Working with a hawk (falconry) to catch a rabbit or hare doesn't make me squeamish. In the slightest. The bird is doing exactly what it does in the wild, while allowing falconers the honour of observing it catch its food. It doesn't even have to come back to the glove - but overwhelmingly does - after the hunt. If it doesn't, it can survive without us.
I much prefer it to hunting with guns, because at least the prey has a sporting chance - oh, and it's visceral and raw. Like nature.
I would always rather eat wild-killed meat, rather than that obtained from the industrial slaughterhouses. Every single time. The human disconnect between industrial farming and slaughter processes, and the meat in our shopping trolley, runs deep.
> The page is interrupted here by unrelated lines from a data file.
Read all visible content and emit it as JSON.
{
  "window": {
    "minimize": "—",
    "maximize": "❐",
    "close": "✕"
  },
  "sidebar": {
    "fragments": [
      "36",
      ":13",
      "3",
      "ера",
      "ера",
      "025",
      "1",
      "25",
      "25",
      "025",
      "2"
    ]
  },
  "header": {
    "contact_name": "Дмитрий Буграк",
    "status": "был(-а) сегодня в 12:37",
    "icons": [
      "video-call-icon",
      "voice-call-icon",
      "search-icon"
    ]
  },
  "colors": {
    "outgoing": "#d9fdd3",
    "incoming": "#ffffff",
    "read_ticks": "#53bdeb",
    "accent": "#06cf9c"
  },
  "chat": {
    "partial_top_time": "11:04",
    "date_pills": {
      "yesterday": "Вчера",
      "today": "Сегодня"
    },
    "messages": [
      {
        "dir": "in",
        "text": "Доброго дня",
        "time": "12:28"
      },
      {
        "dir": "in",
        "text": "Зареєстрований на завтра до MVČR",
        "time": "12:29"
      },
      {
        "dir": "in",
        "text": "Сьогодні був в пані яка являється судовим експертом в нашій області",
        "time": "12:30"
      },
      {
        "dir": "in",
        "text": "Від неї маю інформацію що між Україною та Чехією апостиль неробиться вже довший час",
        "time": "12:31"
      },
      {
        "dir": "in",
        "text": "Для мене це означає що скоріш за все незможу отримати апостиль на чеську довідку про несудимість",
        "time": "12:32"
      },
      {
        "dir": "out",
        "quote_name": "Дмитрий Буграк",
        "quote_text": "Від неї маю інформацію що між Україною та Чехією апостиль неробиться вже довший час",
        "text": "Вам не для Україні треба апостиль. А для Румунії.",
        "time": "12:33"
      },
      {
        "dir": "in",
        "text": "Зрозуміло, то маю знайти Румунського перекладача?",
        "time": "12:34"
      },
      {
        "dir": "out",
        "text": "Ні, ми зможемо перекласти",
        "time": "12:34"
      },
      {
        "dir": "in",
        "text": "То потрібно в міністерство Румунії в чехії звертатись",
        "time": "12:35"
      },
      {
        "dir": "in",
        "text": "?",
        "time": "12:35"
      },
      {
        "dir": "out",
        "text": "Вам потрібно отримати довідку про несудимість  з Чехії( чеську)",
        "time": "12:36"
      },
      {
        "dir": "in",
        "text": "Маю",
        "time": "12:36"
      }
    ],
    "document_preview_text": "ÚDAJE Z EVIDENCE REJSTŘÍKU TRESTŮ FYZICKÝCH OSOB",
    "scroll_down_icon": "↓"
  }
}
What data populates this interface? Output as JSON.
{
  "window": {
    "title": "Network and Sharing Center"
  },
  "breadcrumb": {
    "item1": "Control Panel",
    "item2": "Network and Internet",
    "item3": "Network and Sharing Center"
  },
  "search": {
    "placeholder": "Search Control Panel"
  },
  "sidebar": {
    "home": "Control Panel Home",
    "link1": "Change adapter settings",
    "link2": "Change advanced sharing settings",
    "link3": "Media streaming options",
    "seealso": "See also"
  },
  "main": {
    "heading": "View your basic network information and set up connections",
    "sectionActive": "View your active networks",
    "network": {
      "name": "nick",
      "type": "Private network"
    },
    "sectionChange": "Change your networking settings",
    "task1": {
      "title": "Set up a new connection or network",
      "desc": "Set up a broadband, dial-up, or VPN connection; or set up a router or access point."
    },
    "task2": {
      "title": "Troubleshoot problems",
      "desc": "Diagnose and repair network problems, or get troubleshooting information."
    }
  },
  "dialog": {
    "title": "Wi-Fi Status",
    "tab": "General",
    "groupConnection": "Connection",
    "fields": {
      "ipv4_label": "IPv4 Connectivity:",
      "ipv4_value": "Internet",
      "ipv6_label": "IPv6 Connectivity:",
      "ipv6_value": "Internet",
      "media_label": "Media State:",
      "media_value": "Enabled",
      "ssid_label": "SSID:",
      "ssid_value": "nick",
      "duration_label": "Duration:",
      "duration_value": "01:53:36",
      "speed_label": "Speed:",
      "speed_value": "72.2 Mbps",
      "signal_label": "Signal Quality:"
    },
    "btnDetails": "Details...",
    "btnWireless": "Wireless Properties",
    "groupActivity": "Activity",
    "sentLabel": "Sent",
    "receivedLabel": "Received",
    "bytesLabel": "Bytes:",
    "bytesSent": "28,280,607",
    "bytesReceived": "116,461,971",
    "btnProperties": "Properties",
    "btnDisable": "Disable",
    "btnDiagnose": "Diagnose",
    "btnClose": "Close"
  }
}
Meat-eaters who judge hunters might benefit from a weekend in the bush. Please, take up this one-time offer because the alternative - a tour through your average abattoir - will make the bush trip feel like a picnic.
If you despise meat-eating due to animal welfare concerns, you'll be a vegetarian. Good on you for living by your principles.
If you enjoy meat-eating, then the question must be this. Could you quickly and humanely kill the animal you're about to eat? If not, consider maybe not eating it. Put simply, eating it makes you a stone-cold hypocrite.
You see, be it eagles chasing down drones over European skies, dogs used to sniff out landmines in Sudan, war horses blown to bits in Passchendaele, or prettily-packaged supermarket trays of fresh red meat in your fridge, we all ignore the manner of the life and death of animals. When it suits us to.
Because dragging animals into our human folly is what we do.